Janet Yellen has made it clear she wants to move the Federal Reserve away from a bank-centric regulatory model to one that appropriately tailors rules to the nonbanks that it now regulates. Whether she is able to succeed in this quest may determine the success of her likely chairmanship.

Yellen is only the second person nominated as chairman of the Fed since Alan Greenspan took the helm 25 years ago. Similar to her predecessor, Ben Bernanke, Yellen largely pledged continuity at the helm of the powerful central bank during her confirmation hearing. In Bernanke's 2005 nomination hearing, the most meaningful exchanges focused on two topics that would greatly define his chairmanship.

Bernanke was asked to respond to Warren Buffett, who had warned that the use of derivatives had become a "ticking time bomb" for the financial system. Bernanke responded with the consensus view at the time: "Derivatives, for the most part, are traded among very sophisticated financial institutions and individuals who have considerable incentive to understand them and use them properly. The Federal Reserve's responsibility is to make sure that the institutions it regulates have good systems and good procedures for ensuring their derivatives portfolios are well managed and do not create excessive risk."

Clearly, many of those systems and procedures were flawed.
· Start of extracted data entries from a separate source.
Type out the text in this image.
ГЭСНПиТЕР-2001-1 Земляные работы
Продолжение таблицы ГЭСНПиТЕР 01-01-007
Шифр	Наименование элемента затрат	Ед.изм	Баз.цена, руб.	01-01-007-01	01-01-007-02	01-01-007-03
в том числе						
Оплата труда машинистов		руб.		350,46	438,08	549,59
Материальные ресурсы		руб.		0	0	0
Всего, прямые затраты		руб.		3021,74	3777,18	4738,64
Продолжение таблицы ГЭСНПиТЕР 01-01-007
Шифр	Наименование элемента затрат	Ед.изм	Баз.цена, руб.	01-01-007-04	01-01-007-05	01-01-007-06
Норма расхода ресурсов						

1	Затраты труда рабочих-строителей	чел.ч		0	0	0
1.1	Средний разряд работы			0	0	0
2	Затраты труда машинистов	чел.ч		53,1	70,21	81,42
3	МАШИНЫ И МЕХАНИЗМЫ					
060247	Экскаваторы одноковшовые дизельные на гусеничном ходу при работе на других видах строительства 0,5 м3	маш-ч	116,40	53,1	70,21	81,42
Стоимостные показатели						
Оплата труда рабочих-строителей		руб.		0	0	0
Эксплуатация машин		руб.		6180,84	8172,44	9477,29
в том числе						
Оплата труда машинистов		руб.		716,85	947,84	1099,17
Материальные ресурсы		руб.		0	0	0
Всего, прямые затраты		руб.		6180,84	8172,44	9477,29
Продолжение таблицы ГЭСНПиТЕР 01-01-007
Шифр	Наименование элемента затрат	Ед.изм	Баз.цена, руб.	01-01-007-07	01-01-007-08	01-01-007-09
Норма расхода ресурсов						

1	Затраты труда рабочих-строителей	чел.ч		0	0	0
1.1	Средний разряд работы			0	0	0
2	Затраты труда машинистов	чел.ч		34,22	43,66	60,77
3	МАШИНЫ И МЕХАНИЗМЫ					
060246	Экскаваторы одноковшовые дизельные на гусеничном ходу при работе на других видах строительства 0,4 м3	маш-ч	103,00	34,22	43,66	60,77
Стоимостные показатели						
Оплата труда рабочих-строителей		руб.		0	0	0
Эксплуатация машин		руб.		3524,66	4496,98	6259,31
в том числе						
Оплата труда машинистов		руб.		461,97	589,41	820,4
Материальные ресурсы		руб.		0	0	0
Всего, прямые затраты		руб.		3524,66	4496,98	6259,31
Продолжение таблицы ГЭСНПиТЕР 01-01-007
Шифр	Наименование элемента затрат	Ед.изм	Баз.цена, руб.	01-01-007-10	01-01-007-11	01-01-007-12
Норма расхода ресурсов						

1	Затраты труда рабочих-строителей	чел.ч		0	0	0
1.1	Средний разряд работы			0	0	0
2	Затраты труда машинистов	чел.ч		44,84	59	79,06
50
The institutions in question, however, were outside of the Fed's jurisdiction. For that we all paid a heavy price.

Senator Paul Sarbanes (D-MD) then asked about Bernanke's longstanding support for inflation targeting, a policy by which the central bank sets a public, numerical goal for inflation. This was a significant change for the conduct of monetary policy, as Greenspan opposed inflation targeting. Sarbanes questioned both the Fed's legal ability to set an inflation target without setting a corresponding employment target, and the wisdom of doing so, arguing it would be inconsistent with the Fed's dual mandate to focus on both inflation and employment.

Bernanke responded that an inflation target is the best way to achieve full employment: "Senator, I think it is a false dichotomy … I am entirely in favor of maximum employment. I believe that [inflation targeting] is a method to achieve it." Bernanke succeeded and the Federal Reserve adopted inflation targeting.

However, he changed course and also adopted an explicit employment target. In the current debate about when the Fed will taper its current monetary easing, the Fed has publicly given specific employment targets as to when it will act, without linking the action to any specific inflation target.

Confirmation hearings demonstrate both a nominee's worldview, and offer insight into how they may adjust it.

Yellen demonstrated both in her hearing. She reiterated the consensus view that quality regulation is critical to financial stability. Few argue with that premise, but what does it really mean? Is the Federal Reserve's economic model capable of prospectively gauging the level of stress in the financial system as necessary to guide monetary policy decisions? Will Chairman Yellen incorporate financial regulatory decisions, such as whether the Volcker Rule is working or having deleterious side effects, into monetary policy? The Fed's ability to put this thought into action in real-time may determine whether we are on a path to stable financial growth or are just floating between economic bubbles.

Yellen also heard an earful from senators like Jon Tester (D-MT) and Mark Kirk (R-IL) about the Fed's ability to transform itself from a regulator of financial holding companies, primarily banks, to a regulator of nonbank systemically important financial institutions. Can the Fed evolve from a bank-centric regulator into one that can tailor rules and regulations for nonbank entities such as broker-dealers, insurers and consumer finance institutions?

These thoughtful questions have been raised because of unease about what the Federal Reserve has done so far in tackling this new, broader mandate. Yellen appeared to understand the problem, responding that the Fed understands that insurance companies are "different from banks, and we are taking time to study what the best way would be to craft regulations for those organizations."

A significant set of challenges awaits the next Fed chairman on how to adapt the its regulatory rules to properly cover the growing number of nonbanks that it regulates. This may require revisiting prior assumptions, such as with inflation and employment targeting. We all should hope that the next Fed chairman will rise to the challenge and guide the Federal Reserve to landing at the right policy answers to these questions. Much rides on their success.

Aaron Klein is director of the Bipartisan Policy Center's Financial Regulatory Reform Initiative.  He served as a deputy assistant secretary for economic policy in the Obama administration and as the chief economist on the Senate Banking Committee from 2005 – 2009.